Write APIs
You write to feature groups, and read from feature views.
There are 3 APIs for writing to feature groups, as shown in the table below:
Stream API | Batch API | Connector API | |
---|---|---|---|
Python | X | - | - |
Spark | X | X | - |
Flink | X | - | - |
External Table | - | - | X |
Stream API#
The Stream API is the only API for Python and Flink clients, and is the preferred API for Spark, as it ensures consistent features between offline and online feature stores. The Stream API first writes data to be ingested to a Kafka topic, and then Hopsworks ensures that the data is synchronized to the Online and Offline Feature Groups through the OnlineFS service and Hudi DeltaStreamer jobs, respectively. The data in the feature groups is guaranteed to arrive at-most-once, through idempotent writes to the online feature group (only the latest values of features are stored there, and duplicates in Kafka only cause idempotent updates) and duplicate removal by Apache Hudi for the offline feature group.
Batch API#
For very large updates to feature groups, such as when you are backfilling large amounts of data to an offline feature group, it is often preferential to write directly to the Hudi tables in Hopsworks, instead of via Kafka - thus reducing write amplification.
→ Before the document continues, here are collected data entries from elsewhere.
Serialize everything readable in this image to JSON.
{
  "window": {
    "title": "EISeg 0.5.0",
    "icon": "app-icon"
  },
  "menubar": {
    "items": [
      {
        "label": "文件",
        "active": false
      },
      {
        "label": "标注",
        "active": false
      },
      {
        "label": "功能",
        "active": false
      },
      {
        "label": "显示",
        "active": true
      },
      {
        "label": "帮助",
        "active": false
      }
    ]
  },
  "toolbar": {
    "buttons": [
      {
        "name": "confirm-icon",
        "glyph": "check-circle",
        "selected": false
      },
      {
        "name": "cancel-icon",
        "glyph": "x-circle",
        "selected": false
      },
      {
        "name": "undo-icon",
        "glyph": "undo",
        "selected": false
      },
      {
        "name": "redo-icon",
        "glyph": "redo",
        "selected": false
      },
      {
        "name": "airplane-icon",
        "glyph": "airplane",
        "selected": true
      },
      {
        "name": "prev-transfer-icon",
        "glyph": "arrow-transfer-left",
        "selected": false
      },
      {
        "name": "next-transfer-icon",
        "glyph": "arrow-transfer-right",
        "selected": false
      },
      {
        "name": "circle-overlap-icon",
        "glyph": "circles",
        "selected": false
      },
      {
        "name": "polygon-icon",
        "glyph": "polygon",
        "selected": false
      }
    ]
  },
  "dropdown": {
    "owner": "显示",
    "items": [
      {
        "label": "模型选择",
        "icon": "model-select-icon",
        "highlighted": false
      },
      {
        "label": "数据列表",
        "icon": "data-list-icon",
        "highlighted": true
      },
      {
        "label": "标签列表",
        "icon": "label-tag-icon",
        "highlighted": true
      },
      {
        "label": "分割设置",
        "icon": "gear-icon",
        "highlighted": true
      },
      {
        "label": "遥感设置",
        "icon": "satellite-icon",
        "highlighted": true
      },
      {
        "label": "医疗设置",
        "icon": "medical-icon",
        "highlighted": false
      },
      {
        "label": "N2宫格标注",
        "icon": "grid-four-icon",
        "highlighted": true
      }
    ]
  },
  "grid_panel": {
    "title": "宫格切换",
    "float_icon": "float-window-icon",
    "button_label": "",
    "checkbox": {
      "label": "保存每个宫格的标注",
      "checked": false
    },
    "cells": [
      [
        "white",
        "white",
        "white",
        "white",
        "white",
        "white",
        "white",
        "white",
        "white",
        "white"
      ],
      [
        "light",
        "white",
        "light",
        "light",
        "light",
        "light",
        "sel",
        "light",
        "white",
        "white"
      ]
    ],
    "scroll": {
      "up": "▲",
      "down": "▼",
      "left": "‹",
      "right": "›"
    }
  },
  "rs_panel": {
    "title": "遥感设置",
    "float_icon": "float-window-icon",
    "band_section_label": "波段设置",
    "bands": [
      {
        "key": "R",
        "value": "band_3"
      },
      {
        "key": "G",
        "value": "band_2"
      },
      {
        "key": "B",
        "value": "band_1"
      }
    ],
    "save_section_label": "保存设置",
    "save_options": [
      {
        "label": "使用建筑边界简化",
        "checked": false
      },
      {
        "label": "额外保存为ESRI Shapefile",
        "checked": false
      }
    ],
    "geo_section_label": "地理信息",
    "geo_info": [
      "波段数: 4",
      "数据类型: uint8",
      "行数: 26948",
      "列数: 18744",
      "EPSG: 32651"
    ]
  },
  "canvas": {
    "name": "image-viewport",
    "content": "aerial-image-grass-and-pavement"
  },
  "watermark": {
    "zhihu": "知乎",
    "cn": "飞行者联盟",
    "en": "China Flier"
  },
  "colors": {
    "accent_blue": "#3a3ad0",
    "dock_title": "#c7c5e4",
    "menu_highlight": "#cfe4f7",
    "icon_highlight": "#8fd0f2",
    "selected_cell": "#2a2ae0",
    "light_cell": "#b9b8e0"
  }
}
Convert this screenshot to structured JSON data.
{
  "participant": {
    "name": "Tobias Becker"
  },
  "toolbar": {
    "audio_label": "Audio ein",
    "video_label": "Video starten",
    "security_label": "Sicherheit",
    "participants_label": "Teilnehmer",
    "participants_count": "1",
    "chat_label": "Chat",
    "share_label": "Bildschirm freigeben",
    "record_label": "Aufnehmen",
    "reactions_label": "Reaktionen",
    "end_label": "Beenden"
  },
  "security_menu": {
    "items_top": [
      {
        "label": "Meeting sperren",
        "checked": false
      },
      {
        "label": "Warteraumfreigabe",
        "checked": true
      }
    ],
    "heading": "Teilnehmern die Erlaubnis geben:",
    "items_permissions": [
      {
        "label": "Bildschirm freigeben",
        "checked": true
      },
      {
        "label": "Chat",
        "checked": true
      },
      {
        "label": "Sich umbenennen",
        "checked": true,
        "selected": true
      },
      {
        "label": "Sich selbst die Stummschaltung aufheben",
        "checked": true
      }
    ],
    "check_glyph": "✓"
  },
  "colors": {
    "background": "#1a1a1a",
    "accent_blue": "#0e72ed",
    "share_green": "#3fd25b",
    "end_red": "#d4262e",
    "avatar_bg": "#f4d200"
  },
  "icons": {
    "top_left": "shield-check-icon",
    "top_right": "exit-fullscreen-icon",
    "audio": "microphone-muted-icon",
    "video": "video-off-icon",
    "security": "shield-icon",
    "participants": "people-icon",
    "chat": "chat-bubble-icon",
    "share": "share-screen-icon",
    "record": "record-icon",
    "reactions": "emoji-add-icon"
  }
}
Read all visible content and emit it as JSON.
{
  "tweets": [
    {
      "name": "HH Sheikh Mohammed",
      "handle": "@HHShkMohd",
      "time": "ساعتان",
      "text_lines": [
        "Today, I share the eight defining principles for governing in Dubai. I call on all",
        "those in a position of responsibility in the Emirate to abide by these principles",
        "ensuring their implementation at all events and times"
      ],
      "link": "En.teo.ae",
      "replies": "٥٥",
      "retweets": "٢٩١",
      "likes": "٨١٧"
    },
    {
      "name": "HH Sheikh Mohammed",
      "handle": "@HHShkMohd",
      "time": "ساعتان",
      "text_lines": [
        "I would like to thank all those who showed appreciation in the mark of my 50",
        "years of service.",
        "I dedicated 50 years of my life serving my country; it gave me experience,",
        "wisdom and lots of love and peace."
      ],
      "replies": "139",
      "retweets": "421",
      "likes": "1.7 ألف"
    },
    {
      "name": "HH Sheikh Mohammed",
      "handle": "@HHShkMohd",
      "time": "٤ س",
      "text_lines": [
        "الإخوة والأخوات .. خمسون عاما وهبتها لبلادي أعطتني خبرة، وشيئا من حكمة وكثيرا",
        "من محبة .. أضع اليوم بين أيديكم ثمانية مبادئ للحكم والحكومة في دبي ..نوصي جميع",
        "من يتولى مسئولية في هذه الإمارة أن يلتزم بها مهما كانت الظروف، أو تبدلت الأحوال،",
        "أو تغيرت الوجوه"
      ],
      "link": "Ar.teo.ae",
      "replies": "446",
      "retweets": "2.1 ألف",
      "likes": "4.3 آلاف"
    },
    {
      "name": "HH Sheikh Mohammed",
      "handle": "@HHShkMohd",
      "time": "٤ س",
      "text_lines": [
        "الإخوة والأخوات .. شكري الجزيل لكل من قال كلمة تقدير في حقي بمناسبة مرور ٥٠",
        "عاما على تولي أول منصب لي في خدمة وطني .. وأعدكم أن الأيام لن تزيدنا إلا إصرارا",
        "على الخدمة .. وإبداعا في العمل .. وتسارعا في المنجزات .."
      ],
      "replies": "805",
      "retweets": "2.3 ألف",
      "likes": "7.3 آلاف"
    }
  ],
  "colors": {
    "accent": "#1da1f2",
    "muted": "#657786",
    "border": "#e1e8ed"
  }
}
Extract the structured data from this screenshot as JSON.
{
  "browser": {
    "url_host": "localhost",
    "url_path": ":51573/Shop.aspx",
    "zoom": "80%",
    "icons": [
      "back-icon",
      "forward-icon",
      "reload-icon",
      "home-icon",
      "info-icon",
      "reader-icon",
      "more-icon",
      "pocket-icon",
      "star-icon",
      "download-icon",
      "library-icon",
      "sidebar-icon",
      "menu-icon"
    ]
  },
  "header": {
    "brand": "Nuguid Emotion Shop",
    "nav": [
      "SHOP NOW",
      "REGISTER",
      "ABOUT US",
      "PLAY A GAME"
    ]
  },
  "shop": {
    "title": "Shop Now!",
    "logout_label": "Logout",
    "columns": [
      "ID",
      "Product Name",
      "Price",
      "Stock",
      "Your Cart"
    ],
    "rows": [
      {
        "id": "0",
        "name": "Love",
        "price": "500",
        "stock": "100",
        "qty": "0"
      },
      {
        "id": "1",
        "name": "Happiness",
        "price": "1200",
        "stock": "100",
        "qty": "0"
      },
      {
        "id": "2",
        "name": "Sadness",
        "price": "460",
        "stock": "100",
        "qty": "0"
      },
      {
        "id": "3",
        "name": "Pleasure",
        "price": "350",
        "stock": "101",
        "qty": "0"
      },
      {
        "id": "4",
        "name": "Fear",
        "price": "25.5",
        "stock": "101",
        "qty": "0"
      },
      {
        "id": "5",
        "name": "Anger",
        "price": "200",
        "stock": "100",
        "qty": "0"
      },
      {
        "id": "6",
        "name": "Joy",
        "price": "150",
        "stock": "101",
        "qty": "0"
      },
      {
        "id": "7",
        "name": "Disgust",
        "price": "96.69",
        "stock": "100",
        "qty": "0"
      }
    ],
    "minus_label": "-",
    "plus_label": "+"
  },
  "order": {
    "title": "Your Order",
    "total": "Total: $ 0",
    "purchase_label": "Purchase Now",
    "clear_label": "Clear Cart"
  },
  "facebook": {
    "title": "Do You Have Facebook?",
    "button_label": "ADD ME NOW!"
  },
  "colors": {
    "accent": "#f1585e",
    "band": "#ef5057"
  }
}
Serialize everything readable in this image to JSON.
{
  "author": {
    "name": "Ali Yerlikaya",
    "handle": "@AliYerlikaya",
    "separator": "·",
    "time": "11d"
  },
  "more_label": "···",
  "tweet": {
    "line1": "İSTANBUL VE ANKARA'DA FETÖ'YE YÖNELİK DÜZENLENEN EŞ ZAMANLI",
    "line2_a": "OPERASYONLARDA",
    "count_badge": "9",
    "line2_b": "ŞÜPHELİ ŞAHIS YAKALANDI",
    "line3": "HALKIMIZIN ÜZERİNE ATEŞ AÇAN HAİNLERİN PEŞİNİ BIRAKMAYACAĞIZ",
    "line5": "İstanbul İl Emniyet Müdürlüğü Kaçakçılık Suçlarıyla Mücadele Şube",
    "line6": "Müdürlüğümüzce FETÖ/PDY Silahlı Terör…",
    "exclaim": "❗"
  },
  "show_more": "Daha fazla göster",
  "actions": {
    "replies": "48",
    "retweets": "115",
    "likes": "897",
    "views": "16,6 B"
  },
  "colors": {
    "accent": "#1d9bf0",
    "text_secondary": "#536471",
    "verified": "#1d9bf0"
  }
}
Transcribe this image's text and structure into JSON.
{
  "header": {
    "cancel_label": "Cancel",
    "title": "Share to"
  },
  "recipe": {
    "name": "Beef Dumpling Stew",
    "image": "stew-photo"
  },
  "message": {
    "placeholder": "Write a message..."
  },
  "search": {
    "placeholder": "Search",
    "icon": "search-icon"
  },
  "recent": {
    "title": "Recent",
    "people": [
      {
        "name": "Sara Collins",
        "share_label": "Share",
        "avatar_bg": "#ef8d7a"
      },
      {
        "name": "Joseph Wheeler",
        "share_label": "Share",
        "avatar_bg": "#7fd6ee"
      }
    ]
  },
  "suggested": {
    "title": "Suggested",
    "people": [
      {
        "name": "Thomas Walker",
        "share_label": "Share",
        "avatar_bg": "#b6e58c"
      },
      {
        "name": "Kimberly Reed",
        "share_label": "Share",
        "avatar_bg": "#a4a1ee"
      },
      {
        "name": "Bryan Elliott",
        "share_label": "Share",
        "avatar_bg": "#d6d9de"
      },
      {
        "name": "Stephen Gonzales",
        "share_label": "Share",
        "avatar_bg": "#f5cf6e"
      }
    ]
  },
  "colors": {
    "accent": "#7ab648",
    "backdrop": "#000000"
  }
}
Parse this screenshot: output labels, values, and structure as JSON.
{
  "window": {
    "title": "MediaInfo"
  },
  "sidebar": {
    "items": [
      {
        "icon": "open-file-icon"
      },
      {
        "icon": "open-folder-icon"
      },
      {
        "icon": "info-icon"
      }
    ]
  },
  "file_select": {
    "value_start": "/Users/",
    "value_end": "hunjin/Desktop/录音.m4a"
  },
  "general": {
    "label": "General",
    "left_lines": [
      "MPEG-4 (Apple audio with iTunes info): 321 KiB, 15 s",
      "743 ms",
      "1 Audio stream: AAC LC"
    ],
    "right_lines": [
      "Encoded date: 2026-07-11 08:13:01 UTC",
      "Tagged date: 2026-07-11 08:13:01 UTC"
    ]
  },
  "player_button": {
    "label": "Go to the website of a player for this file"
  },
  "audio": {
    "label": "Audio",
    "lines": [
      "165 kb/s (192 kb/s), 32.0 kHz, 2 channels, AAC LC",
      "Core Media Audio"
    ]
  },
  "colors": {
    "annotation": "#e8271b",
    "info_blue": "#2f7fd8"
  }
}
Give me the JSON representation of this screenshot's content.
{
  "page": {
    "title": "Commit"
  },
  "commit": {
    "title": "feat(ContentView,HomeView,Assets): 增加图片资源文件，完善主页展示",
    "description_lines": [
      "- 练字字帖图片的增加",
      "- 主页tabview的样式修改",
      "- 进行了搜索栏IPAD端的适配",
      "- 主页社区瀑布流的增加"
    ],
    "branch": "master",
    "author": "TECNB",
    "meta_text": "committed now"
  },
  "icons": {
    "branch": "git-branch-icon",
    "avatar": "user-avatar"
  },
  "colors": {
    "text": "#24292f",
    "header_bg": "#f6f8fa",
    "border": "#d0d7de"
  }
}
Spark clients can write directly to Hudi tables on Hopsworks with Hopsworks libraries and certificates using a HDFS API. This requires network connectivity between the Spark clients and the datanodes in Hopsworks.
Connector API#
Hopsworks supports external tables as feature groups. You can mount a table from an external database as an offline feature group using the Connector API - you create an external table using the connector. This enables you to use features from your external data source (Snowflake, Redshift, Delta Lake, etc) as you would any feature in an offline feature group in Hopsworks. You can, for example, join features from different feature groups (external or not) together to create feature views and training data for models.